5Qs: Adometry’s Paul Pellman

Adometry, formerly Click Forensics, was the first ad verification and attribution vendor certified by Google to provide campaign verification and effectiveness measurement across the Google Display Network (GDN) for ad inventory bought through Google’s DoubleClick Ad Exchange. The company counts Facebook, Microsoft and EBay among their clients. Paul Pellman, CEO of Adometry, spoke with DIGIDAY about display and the sometimes forgotten bottom line.

How can brands navigate the growing number of intermediaries between them and their target audiences?
Today, advertisers have more opportunity than ever to acquire media and audiences cost effectively because of more diverse channels, like third party ad nets, ad exchanges, DSPs and more. And, yes, sometimes it can seem like there’s a proliferation of middlemen trying to insert themselves in between advertisers and publishers. But it’s important to remember that they all have of common goal to deliver results for advertisers. Results will drive increased investment and a rising tide raises all boats. So, publishers and all those middlemen should be focused on the bottom line, which is the return on advertising spend. Brands can ensure they’re not being taken advantage of by paying close attention to how ads perform across each channel.

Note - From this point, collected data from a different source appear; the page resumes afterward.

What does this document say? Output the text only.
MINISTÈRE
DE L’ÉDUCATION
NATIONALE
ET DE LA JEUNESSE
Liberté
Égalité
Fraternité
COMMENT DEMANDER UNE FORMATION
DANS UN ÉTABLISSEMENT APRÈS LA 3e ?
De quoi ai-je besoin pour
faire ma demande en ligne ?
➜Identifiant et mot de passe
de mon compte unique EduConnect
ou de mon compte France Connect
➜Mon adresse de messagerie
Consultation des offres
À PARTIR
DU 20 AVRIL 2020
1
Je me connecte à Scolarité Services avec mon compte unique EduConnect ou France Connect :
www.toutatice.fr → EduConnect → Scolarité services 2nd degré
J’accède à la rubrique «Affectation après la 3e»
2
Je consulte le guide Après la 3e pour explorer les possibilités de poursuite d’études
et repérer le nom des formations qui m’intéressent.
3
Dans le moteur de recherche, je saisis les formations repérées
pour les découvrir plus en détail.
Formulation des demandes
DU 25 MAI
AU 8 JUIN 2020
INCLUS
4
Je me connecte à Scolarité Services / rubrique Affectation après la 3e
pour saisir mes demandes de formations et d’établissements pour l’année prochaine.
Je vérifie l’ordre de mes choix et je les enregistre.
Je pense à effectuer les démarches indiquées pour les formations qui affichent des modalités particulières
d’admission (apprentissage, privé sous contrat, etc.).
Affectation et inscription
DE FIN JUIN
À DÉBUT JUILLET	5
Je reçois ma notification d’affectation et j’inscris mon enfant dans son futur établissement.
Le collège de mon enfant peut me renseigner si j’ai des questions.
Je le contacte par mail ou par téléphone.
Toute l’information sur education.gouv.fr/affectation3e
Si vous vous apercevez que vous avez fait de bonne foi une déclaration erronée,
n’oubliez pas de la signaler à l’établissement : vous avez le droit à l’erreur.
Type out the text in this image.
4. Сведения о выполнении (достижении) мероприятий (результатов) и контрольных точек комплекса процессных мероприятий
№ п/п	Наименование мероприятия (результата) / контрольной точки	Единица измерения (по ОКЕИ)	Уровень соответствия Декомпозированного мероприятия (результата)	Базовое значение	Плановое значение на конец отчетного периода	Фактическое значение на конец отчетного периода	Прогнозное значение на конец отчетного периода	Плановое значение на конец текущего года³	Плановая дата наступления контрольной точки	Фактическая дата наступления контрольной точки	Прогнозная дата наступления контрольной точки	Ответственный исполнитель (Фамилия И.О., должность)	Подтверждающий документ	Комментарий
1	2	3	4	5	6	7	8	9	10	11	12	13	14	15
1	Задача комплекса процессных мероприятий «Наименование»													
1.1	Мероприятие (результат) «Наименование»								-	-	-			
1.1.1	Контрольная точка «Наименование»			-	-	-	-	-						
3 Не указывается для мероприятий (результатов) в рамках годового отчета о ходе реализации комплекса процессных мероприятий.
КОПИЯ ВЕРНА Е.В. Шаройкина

The consumer privacy debate has come to engulf publishers and advertisers. Whose data is it anyway? Don’t publishers own the data?
Publishers certainly own the data generated on their sites. But the advertisers paying the bills have some rights to campaign data as well. Publishers or ad networks may use campaign data for their own purposes. But it’s important to treat such data with care. Advertisers also have access to it and are using it to figure out how marketing activities performed and whom they influenced. In essence, it allows them to double check that their investments are truly paying off. For publishers, the key is to maximize the use of the data to showcase their value to advertisers.
Can you really make the case that traditional display can work in this environment?
Much has been written about the demise of the click and the “meaningless” click through rates, currently averaging 0.1 percent for a really good campaign. Clicks are not the relevant metric for the success of a branding campaign. Advertisers know that successful branding initiatives require a combination of marketing activities across search, display and social media. Counting click-through rates on banner ads only tells part of the story. Brands are meshing this with information on the interactions happening on other ads to figure out what’s working or not. For both publishers and advertisers, it is crucial to look beyond “last clicks” to see how banner ads fit into the broader audience influence equation.
Display? Search? Creative? Channel? How can advertisers cut through the PR most efficiently to get insights that build strategy?
Attribution analysis is a relatively new discipline, but holds great promise for online marketers. Advertisers can use attribution analysis to understand and track how each online marketing channel or initiative contributes to lift and conversion. Knowing the contribution each venue and each creative is making helps advertisers figure out the ideal mix and allows them to continually tweak media buys and improve results.
This is a crowded market. What will determine who survives and wins?
With over 400 ad networks, 50 DSPs, and thousands of publishers competing for online marketing dollars, ad inventory providers need ways to break out from the pack. Advertisers may be spending more money online, but they’re also demanding better ways to measure exactly how dollars are influencing sales or driving results. Savvy publishers and ad networks that try and help them are the ones who will be in demand five years from now.